Polymethyl methacrylate (PMMA) is a commercially mass-produced important polymer which is colorless and which has a high light transmittance, excellent chemical resistance and excellent weather corrosion resistance. PMMA is widely used as a substitute for glass in optical device applications. However, the glass transition temperature of PMMA is relatively low, e.g., about 100° C. and has a moisture absorption property. These properties limit the utility of PMMA for optical electronic applications.
In order to increase the glass transition temperature (Tg) of PMMA, there have been investigated the incorporation of rigid or bulky monomers through copolymerization as described in: Y. Tan, G. Ekenstein, Eur. Polym. J. 1994, 30, 1363; A. Mishra, T. Sinha, V. Choudhary, J. Appl. Polym. Sci. 1998, 68, 527; and S. Dong, Q. Wang, Y. Wei, Z. Zhang, J. Appl. Polym. Sci. 1999, 72, 1335, and the incorporation of monomers having groups that can form a hydrogen-bonding interaction with the carbonyl group of PMMA as described in: E. M. Pearce, T. K. Kwei, B. Y. Min, J. Macromol. Sci. Chem. 1984, 21, 1181; S. Kuo, F. Chang, Macromolecules 2001, 34, 7737; and S. Kuo, H. Kao, F. Chang, Polymer 2003, 44, 6873. The moisture absorption of PMMA has been also reported to decrease by copolymerization of methyl methacrylate with bulky cyclic hydrocarbon substituted methyl acrylates.
However, these modifications with bulky groups tend to decrease the transparency of PMMA due to light absorption of the co-monomer added.
For PMMA in the visible region, intrinsic light transmittance losses are dominated by overtone stretches of C—H stretching vibration and by a combination of overtone stretches and deformation vibration. When heavier atoms such as deuterium and fluorine replace the hydrogen atom of C—H bond, the vibration absorption energy increases, and the absorption band is thereby minimized in a region ranging from the visible region to the near-infrared region.

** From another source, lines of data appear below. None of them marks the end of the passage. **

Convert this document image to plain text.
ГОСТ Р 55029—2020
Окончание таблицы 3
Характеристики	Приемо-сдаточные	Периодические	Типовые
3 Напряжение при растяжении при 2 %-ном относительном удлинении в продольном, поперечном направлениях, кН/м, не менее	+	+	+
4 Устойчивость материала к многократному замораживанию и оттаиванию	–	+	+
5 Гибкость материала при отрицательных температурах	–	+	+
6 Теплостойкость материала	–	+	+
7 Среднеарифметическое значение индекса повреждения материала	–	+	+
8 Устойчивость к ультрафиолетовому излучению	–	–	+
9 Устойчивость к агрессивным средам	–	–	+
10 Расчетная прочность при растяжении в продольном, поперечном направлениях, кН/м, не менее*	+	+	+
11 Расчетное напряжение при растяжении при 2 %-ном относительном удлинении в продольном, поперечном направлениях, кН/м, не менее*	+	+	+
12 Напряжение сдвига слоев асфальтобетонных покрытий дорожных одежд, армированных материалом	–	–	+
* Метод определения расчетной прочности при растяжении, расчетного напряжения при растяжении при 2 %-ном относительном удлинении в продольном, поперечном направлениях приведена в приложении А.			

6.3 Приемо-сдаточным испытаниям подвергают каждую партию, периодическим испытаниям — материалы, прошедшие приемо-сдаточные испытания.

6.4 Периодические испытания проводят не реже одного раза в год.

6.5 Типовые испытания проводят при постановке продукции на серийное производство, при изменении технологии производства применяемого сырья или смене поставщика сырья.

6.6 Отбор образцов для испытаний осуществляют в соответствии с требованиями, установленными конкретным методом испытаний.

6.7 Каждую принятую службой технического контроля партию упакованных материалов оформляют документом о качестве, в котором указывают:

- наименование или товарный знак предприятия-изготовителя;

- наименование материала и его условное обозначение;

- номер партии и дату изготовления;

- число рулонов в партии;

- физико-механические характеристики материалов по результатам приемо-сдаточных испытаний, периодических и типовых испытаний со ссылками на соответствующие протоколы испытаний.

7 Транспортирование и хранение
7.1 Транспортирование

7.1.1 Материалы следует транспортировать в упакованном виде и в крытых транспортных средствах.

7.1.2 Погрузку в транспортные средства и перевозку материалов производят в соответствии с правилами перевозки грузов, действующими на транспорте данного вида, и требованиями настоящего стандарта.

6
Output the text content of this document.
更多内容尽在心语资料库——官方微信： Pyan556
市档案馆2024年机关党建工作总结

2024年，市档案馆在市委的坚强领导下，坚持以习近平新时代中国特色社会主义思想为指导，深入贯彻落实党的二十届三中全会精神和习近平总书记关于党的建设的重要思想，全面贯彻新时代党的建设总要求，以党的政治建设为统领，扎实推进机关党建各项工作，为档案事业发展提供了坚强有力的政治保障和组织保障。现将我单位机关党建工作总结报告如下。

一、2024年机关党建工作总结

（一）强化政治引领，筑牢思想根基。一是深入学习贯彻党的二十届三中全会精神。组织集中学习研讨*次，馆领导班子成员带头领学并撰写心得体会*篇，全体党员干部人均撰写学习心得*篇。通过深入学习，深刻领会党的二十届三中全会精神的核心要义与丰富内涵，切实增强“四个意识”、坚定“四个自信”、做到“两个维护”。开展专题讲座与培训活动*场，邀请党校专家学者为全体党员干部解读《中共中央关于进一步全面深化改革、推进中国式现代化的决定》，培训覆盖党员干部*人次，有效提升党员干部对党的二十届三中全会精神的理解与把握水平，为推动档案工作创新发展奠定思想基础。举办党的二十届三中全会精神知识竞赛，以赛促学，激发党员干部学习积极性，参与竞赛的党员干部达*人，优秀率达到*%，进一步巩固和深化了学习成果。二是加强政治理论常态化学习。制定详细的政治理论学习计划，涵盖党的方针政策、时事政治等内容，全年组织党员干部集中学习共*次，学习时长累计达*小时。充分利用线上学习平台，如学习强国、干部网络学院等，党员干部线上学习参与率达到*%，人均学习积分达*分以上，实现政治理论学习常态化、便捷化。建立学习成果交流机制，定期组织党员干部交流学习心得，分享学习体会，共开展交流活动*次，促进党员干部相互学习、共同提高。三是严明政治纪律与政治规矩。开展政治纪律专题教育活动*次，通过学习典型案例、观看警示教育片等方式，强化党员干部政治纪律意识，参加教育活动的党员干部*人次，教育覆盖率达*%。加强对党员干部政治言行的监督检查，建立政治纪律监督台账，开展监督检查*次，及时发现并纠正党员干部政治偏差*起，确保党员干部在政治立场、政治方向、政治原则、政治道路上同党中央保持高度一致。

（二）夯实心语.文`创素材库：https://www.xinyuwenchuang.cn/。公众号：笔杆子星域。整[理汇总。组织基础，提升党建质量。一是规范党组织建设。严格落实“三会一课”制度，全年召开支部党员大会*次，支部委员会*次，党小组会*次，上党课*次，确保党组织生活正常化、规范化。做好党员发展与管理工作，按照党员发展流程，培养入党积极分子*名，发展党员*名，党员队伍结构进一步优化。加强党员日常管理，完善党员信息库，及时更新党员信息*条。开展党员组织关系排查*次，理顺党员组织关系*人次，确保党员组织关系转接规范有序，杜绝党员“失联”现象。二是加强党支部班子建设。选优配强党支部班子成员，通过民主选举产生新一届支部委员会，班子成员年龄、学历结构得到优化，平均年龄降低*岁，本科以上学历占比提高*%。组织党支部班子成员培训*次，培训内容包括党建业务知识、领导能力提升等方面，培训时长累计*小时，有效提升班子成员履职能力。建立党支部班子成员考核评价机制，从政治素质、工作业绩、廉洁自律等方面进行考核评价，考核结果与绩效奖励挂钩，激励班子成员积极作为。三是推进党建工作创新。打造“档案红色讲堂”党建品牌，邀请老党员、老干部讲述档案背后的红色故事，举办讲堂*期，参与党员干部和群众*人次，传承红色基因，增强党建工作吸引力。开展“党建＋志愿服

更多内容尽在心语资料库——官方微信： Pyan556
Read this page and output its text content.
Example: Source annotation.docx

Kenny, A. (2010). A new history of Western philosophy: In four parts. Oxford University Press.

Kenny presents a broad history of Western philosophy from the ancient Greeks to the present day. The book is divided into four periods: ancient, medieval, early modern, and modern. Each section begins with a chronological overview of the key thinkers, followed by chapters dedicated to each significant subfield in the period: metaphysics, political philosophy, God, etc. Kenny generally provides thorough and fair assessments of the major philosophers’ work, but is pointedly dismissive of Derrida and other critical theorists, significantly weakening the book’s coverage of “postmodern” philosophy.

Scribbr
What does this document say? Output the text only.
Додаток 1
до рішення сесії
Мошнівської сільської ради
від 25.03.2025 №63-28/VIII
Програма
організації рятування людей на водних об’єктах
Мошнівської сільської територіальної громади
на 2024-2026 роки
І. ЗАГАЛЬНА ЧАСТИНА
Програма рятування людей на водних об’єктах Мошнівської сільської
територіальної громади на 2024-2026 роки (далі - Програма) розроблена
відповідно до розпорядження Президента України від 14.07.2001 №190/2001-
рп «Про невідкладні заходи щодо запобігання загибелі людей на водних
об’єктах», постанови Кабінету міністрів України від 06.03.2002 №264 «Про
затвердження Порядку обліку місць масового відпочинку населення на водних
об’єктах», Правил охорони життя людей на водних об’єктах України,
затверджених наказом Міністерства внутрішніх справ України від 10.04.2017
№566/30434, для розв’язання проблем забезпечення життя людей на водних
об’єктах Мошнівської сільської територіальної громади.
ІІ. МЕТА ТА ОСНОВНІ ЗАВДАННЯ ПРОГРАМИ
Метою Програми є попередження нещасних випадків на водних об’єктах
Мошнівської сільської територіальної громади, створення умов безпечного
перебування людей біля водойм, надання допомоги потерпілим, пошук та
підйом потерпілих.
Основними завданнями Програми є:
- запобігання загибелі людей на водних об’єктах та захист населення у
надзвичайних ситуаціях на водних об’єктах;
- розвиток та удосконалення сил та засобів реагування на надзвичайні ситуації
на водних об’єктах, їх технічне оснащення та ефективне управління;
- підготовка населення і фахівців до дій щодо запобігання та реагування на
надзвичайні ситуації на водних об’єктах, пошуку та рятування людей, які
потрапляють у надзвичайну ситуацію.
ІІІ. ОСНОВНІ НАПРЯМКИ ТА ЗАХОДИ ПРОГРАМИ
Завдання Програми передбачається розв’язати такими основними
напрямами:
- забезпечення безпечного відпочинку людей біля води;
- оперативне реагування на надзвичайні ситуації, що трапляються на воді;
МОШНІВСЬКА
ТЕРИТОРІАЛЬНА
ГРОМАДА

Consequentially, Bontevin and coworkers have prepared several fluorine substituted acrylate monomers and have reported that their polymers are highly transparent organic materials (B. Bontevin, A. Rousseau, D. Bosc, J. Polym. Sci. Pol. Chem. 1992, 30, 1279). Among these fluorine-substituted acrylate monomers, pentafluorophenyl methacylate (PFPA) and its polymer were reported in terms of refractive indexes thereof. Further, the glass transition temperature (Tg) of poly(PFPA) was reported to be 125° C., which is about 20° C. higher than that of PMMA.